Wilson noted that the “investment ‘options’ that are offered will be defined arbitrarily by the Department of Labor in regulation.”
Those options may include government bonds, writes Jerome Corsi for World Net Daily: “The U.S. Department of Labor releasedyesterday an agenda for an upcoming joint hearing with the Department of the Treasury scheduled for Sept. 14 and 15 on whether government life-time annuity options funded by U.S. Treasury debt should be required for private retirement accounts, including IRAs [Investment Retirement Accounts] and 401(k) plans.”
The Corsi report describes the potential that the “government-mandated workplace retirement account would require by law employers and employees to contribute into a retirement account for every employee and demand that a portion of that contribution go into a federal-government created annuity that would be funded by purchasing Treasury debt.”

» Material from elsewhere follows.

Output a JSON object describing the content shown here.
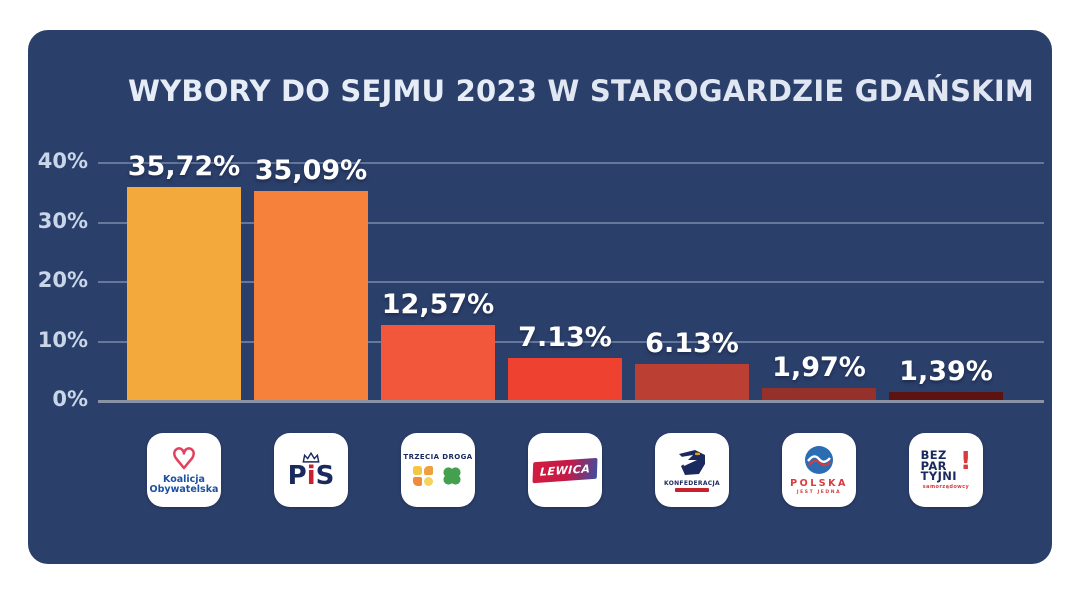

“Under the law, the Department of Labor could indeed force individuals to buy treasuries, if that’s what the bureaucracy wants,” Wilson said, pointing to the broad options defined in a newly proposed Section 439 of the Internal Revenue Code:
“(c) INVESTMENT OPTIONS.—
“(1) IN GENERAL.—The Secretary of Labor and the Secretary, in consultation with the Chair
man of the Securities and Exchange Commission, shall, not later than 18 months after the date of the enactment of this section, prescribe regulations which set forth the requirements for each of the classes of investments described in paragraph (2) and procedures for determining which assets meet the requirements for each of such classes.
“(2) INVESTMENT CLASSES.—The regulations under paragraph (1) shall provide that an automatic IRA shall allow the individual on whose behalf the individual retirement plan is established to invest contributions to, and earnings of, the plan only in the following investment options:
“(A) PRINCIPAL PRESERVATION.—A class of assets or fund that is designed to protect the principal of the individual on an ongoing basis, including passbook savings, certificates of deposit, insurance contracts, mutual funds, United States savings bonds (which may be indexed for inflation), or similar classes of assets.
“(B) BLENDED INVESTMENT OPTION.—A broadly diversified class of assets or fund, as specified in such regulations, that is substantially similar to target date, life cycle, balanced or similar funds, as so specified.
“(C) THIRD OPTION.—A broadly diversified class of assets or fund providing a somewhat higher investment in equities than the investment options under subparagraph (B), as specified in such regulations.”
“These ‘options’ are so broadly defined that the Department of Labor can force investment into almost anything, leaving the future solvency of the retirement savings of millions of Americans to the wisdom of faceless government bureaucrats,” Wilson said.
Such legislation could create some 60 million potential new IRAs, according Mark Gutrich, president of Denver -based ePlan Services. Wilson said that if accurate, and if the average income investing in the IRA’s was $50,000, “if just 1 percent of income for these new IRAs was devoted to government bonds, that would expand government’s ability to borrow by $30 billion annually, or by $300 billion over ten years.”
Wilson said “that’s no small chunk of change.” He predicted that after the legislation was enacted, the number of new plans would grow beyond the 60 million, and warned that the investment in treasuries would also grow “should the sovereign debt crisis worsen in the U.S.”
“If Americans are forced to buy government bonds as retirement savings, the nation could be forced into a situation where it will become impossible to reduce or retire the national debt without liquidating the retirement savings of millions of Americans. That may be what the government has in mind to protect its bloated budget,” Wilson said.
“By increasing the American people’s stake in the government debt, the incentive will always be to expand the national debt to finance retirement benefits,” Wilson concluded.